Adriano Strack

Personal information
- Full name: Adriano Guerra Strack
- Date of birth: 15 February 1992 (age 33)
- Place of birth: Carazinho, Brazil
- Height: 1.80 m (5 ft 11 in)
- Position: Midfielder

Team information
- Current team: Ypiranga

Youth career
- 2002–2006: Juventude
- 2007: Grêmio
- 2008–2010: São José-PA

Senior career*
- Years: Team / Apps / (Gls)
- 2010–2011: Juventude
- 2011–2013: Chapecoense
- 2013: Três Passos
- 2014: Travnik / 11 / (4)
- 2015: Dugopolje / 4 / (0)
- 2015: Novi Pazar / 1 / (0)
- 2015: Segesta / 2 / (0)
- 2016: Mitra Kukar
- 2016–: Ypiranga

= Adriano Strack =

Brazilian footballer (born 1992)

Adriano Guerra Strack (born 15 February 1992) is a Brazilian professional footballer who plays as a midfielder with Ypiranga.

==Career==
Born in Carazinho, in the Brazilian state of Rio Grande do Sul, Adriano changed five Brazilian clubs, before he decided to go abroad. He played with the Grêmio youth team in 2007 and with Chapecoense in 2013. He joined NK Travnik in 2014. In nine appearances in the Premier League of Bosnia and Herzegovina, he scored five goals. Adriano helped save the club from relegation in 2013–14 in a match against FK Borac Banja Luka. When Adriano left the reserve bench at the start of interval, the score was 2–0 to FK Borac Banja Luka. Adriano scored 1 goal, his assist led to another goal; he was fouled that led to a third goal and the final score of 3–2. Adriano turned idol of Gerilla fans.

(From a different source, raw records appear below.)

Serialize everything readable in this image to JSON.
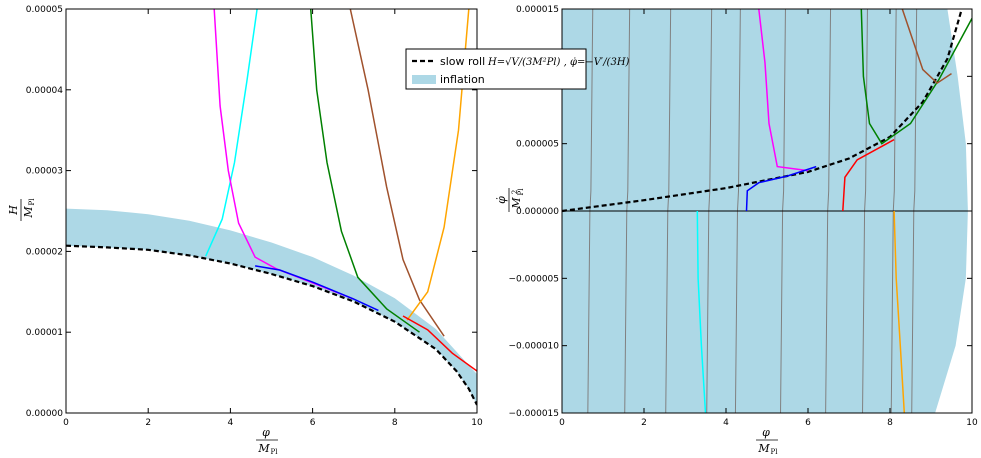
{
  "chart_data": [
    {
      "type": "line",
      "xlabel": "φ / M_Pl",
      "ylabel": "H / M_Pl",
      "xlim": [
        0,
        10
      ],
      "ylim": [
        0,
        5e-05
      ],
      "xticks": [
        0,
        2,
        4,
        6,
        8,
        10
      ],
      "yticks": [
        0,
        1e-05,
        2e-05,
        3e-05,
        4e-05,
        5e-05
      ],
      "ytick_labels": [
        "0.00000",
        "0.00001",
        "0.00002",
        "0.00003",
        "0.00004",
        "0.00005"
      ],
      "xtick_labels": [
        "0",
        "2",
        "4",
        "6",
        "8",
        "10"
      ],
      "grid": false,
      "inflation_region": {
        "color": "#add8e6",
        "upper": [
          [
            0,
            2.53e-05
          ],
          [
            1,
            2.51e-05
          ],
          [
            2,
            2.46e-05
          ],
          [
            3,
            2.38e-05
          ],
          [
            4,
            2.26e-05
          ],
          [
            5,
            2.11e-05
          ],
          [
            6,
            1.93e-05
          ],
          [
            7,
            1.7e-05
          ],
          [
            8,
            1.42e-05
          ],
          [
            9,
            1.04e-05
          ],
          [
            10,
            4.8e-06
          ]
        ],
        "lower": [
          [
            0,
            2.07e-05
          ],
          [
            1,
            2.05e-05
          ],
          [
            2,
            2.02e-05
          ],
          [
            3,
            1.95e-05
          ],
          [
            4,
            1.85e-05
          ],
          [
            5,
            1.72e-05
          ],
          [
            6,
            1.57e-05
          ],
          [
            7,
            1.38e-05
          ],
          [
            8,
            1.13e-05
          ],
          [
            9,
            7.9e-06
          ],
          [
            9.5,
            5.2e-06
          ],
          [
            9.8,
            3e-06
          ],
          [
            10,
            1e-06
          ]
        ]
      },
      "series": [
        {
          "color": "#000000",
          "dashed": true,
          "points": [
            [
              0,
              2.07e-05
            ],
            [
              1,
              2.05e-05
            ],
            [
              2,
              2.02e-05
            ],
            [
              3,
              1.95e-05
            ],
            [
              4,
              1.85e-05
            ],
            [
              5,
              1.72e-05
            ],
            [
              6,
              1.57e-05
            ],
            [
              7,
              1.38e-05
            ],
            [
              8,
              1.13e-05
            ],
            [
              9,
              7.9e-06
            ],
            [
              9.5,
              5.2e-06
            ],
            [
              9.8,
              3e-06
            ],
            [
              10,
              1e-06
            ]
          ]
        },
        {
          "color": "#00ffff",
          "points": [
            [
              3.4,
              1.94e-05
            ],
            [
              3.8,
              2.4e-05
            ],
            [
              4.1,
              3.1e-05
            ],
            [
              4.4,
              4.1e-05
            ],
            [
              4.65,
              5e-05
            ]
          ]
        },
        {
          "color": "#ff00ff",
          "points": [
            [
              3.6,
              5.04e-05
            ],
            [
              3.75,
              3.8e-05
            ],
            [
              3.95,
              3e-05
            ],
            [
              4.2,
              2.35e-05
            ],
            [
              4.6,
              1.93e-05
            ],
            [
              5.1,
              1.79e-05
            ],
            [
              6,
              1.61e-05
            ],
            [
              7,
              1.41e-05
            ]
          ]
        },
        {
          "color": "#0000ff",
          "points": [
            [
              4.6,
              1.82e-05
            ],
            [
              5.2,
              1.77e-05
            ],
            [
              6,
              1.62e-05
            ],
            [
              7,
              1.41e-05
            ],
            [
              7.6,
              1.27e-05
            ]
          ]
        },
        {
          "color": "#008000",
          "points": [
            [
              5.95,
              5.04e-05
            ],
            [
              6.1,
              4e-05
            ],
            [
              6.35,
              3.1e-05
            ],
            [
              6.7,
              2.25e-05
            ],
            [
              7.1,
              1.68e-05
            ],
            [
              7.8,
              1.29e-05
            ],
            [
              8.6,
              1e-05
            ]
          ]
        },
        {
          "color": "#a0522d",
          "points": [
            [
              6.9,
              5.04e-05
            ],
            [
              7.35,
              4e-05
            ],
            [
              7.8,
              2.8e-05
            ],
            [
              8.2,
              1.9e-05
            ],
            [
              8.6,
              1.4e-05
            ],
            [
              9.2,
              9.5e-06
            ]
          ]
        },
        {
          "color": "#ffa500",
          "points": [
            [
              8.3,
              1.15e-05
            ],
            [
              8.8,
              1.5e-05
            ],
            [
              9.2,
              2.3e-05
            ],
            [
              9.55,
              3.5e-05
            ],
            [
              9.8,
              5e-05
            ]
          ]
        },
        {
          "color": "#ff0000",
          "points": [
            [
              8.2,
              1.2e-05
            ],
            [
              8.8,
              1.03e-05
            ],
            [
              9.4,
              7.4e-06
            ],
            [
              10,
              5.2e-06
            ]
          ]
        }
      ]
    },
    {
      "type": "line",
      "xlabel": "φ / M_Pl",
      "ylabel": "φ̇ / M_Pl²",
      "xlim": [
        0,
        10
      ],
      "ylim": [
        -1.5e-05,
        1.5e-05
      ],
      "xticks": [
        0,
        2,
        4,
        6,
        8,
        10
      ],
      "yticks": [
        -1.5e-05,
        -1e-05,
        -5e-06,
        0,
        5e-06,
        1e-05,
        1.5e-05
      ],
      "ytick_labels": [
        "−0.000015",
        "−0.000010",
        "−0.000005",
        "0.000000",
        "0.000005",
        "0.000010",
        "0.000015"
      ],
      "xtick_labels": [
        "0",
        "2",
        "4",
        "6",
        "8",
        "10"
      ],
      "grid": false,
      "inflation_region": {
        "color": "#add8e6",
        "right_boundary": [
          [
            9.1,
            -1.5e-05
          ],
          [
            9.6,
            -1e-05
          ],
          [
            9.85,
            -5e-06
          ],
          [
            9.9,
            0
          ],
          [
            9.85,
            5e-06
          ],
          [
            9.65,
            1e-05
          ],
          [
            9.4,
            1.5e-05
          ]
        ]
      },
      "series": [
        {
          "color": "#000000",
          "dashed": true,
          "points": [
            [
              0,
              0
            ],
            [
              2,
              8e-07
            ],
            [
              4,
              1.7e-06
            ],
            [
              5,
              2.3e-06
            ],
            [
              6,
              2.9e-06
            ],
            [
              7,
              3.9e-06
            ],
            [
              8,
              5.5e-06
            ],
            [
              8.8,
              8.1e-06
            ],
            [
              9.4,
              1.13e-05
            ],
            [
              9.75,
              1.5e-05
            ]
          ]
        },
        {
          "color": "#ff00ff",
          "points": [
            [
              4.8,
              1.5e-05
            ],
            [
              4.95,
              1.1e-05
            ],
            [
              5.05,
              6.5e-06
            ],
            [
              5.25,
              3.3e-06
            ],
            [
              6,
              3e-06
            ]
          ]
        },
        {
          "color": "#008000",
          "points": [
            [
              7.3,
              1.5e-05
            ],
            [
              7.35,
              1e-05
            ],
            [
              7.5,
              6.5e-06
            ],
            [
              7.8,
              5e-06
            ],
            [
              8.5,
              6.5e-06
            ],
            [
              9.2,
              9.8e-06
            ],
            [
              10,
              1.43e-05
            ]
          ]
        },
        {
          "color": "#a0522d",
          "points": [
            [
              8.3,
              1.5e-05
            ],
            [
              8.8,
              1.05e-05
            ],
            [
              9.15,
              9.5e-06
            ],
            [
              9.5,
              1.02e-05
            ]
          ]
        },
        {
          "color": "#0000ff",
          "points": [
            [
              4.5,
              0
            ],
            [
              4.52,
              1.5e-06
            ],
            [
              4.8,
              2.1e-06
            ],
            [
              5.5,
              2.6e-06
            ],
            [
              6.2,
              3.3e-06
            ]
          ]
        },
        {
          "color": "#ff0000",
          "points": [
            [
              6.85,
              0
            ],
            [
              6.9,
              2.5e-06
            ],
            [
              7.2,
              3.8e-06
            ],
            [
              8.1,
              5.3e-06
            ]
          ]
        },
        {
          "color": "#00ffff",
          "points": [
            [
              3.3,
              0
            ],
            [
              3.32,
              -5e-06
            ],
            [
              3.4,
              -1e-05
            ],
            [
              3.5,
              -1.5e-05
            ]
          ]
        },
        {
          "color": "#ffa500",
          "points": [
            [
              8.1,
              0
            ],
            [
              8.15,
              -5e-06
            ],
            [
              8.25,
              -1e-05
            ],
            [
              8.35,
              -1.5e-05
            ]
          ]
        }
      ],
      "gray_trajectories_x": [
        0.7,
        1.6,
        2.6,
        3.6,
        4.3,
        5.4,
        6.5,
        7.4,
        8.1,
        8.6
      ],
      "zero_line": true
    }
  ],
  "legend": {
    "items": [
      {
        "style": "dashed-black",
        "text": "slow roll",
        "math": "H=√V/(3M²Pl) , φ̇=−V′/(3H)"
      },
      {
        "style": "lightblue-patch",
        "text": "inflation"
      }
    ]
  }
}
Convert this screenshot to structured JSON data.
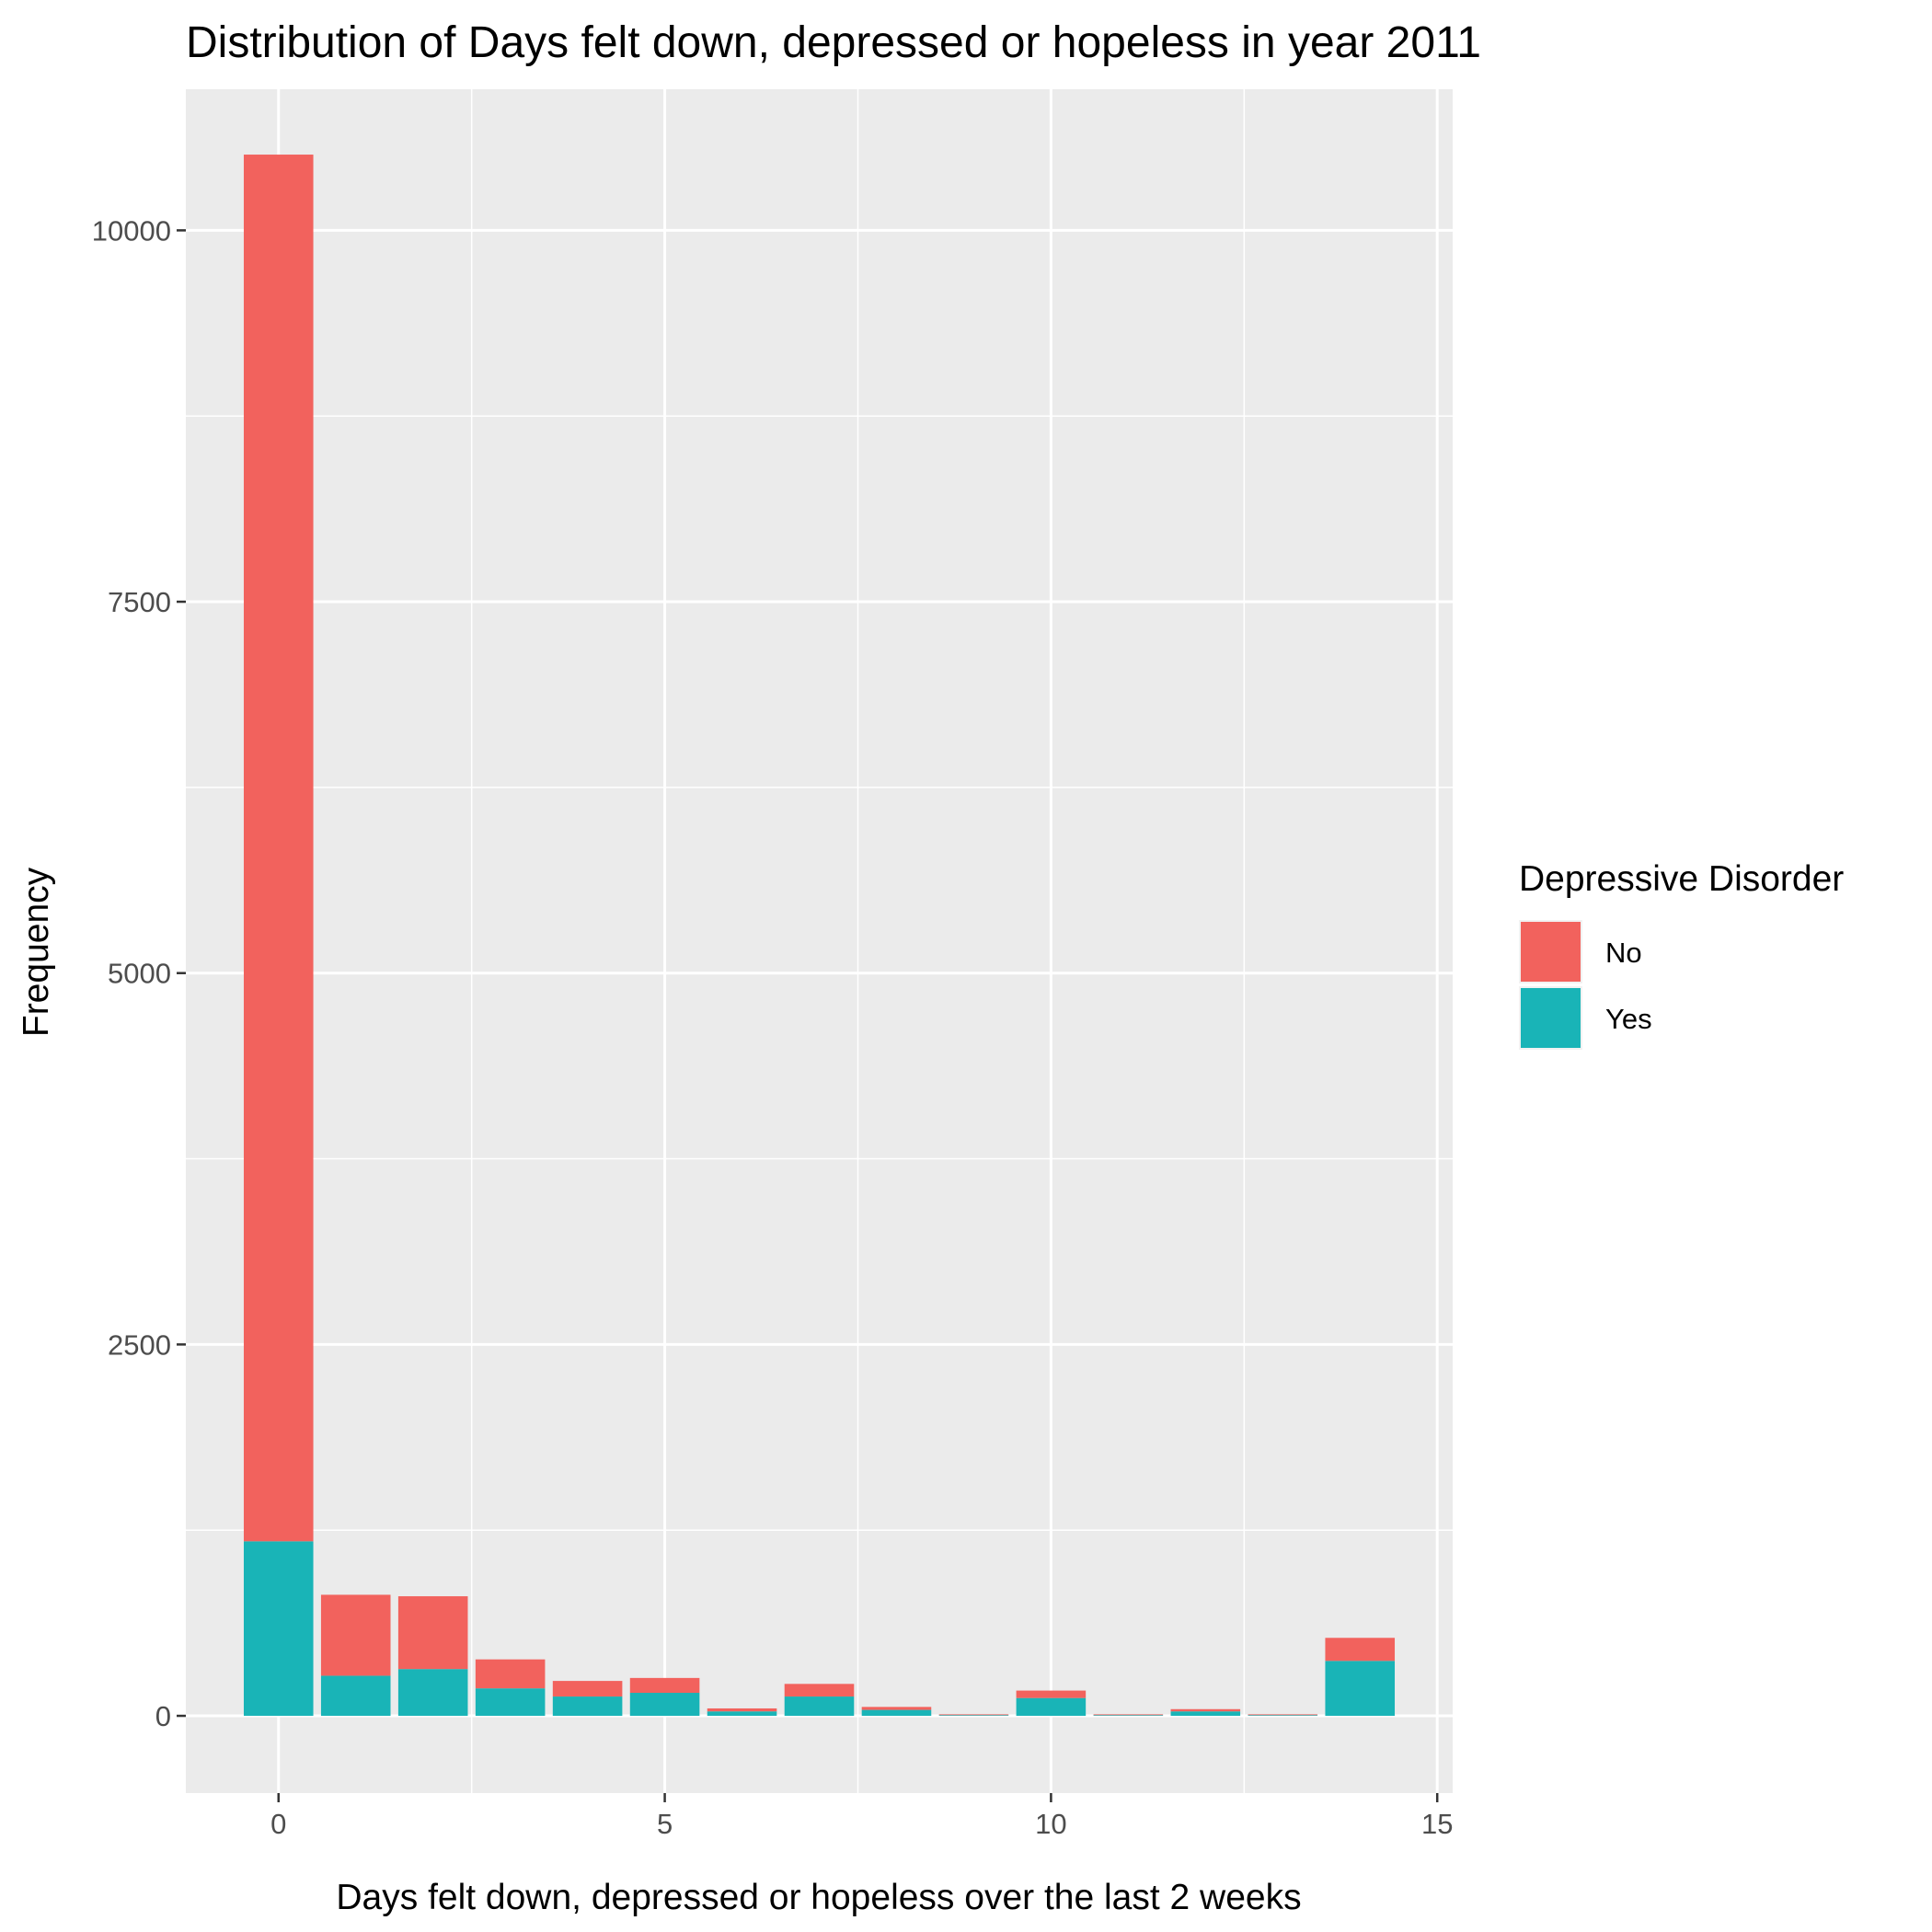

He had four caps for NK Dugopolje in the Croatian Second Football League, before he signed a three-year contract with Serbian SuperLiga club Novi Pazar in summer 2015. However, unhappy with being a substitute in the first games of the season, on 20 August 2015, he and FK Novi Pazar reached an agreement to terminate the contract. Thus Strack left Novi Pazar after playing only nine minutes as a substitute in a game against Partizan in the third round of the SuperLiga. However, Strack left after less than two months.

He signed in 2016 with Mitra Kukar in Indonesia Soccer Championship, and had good performances in a short time. He returned to Brazil in April and to score that did pele, 75 meters from the goal distance, a friendly match between the team of his Clube Atlético Carazinho against Ypiranga Futebol Clube (Erechim) that participates in the Brasileirão series C.

Adriano signed with Ypiranga Futebol Clube (Erechim) team until the end of this year.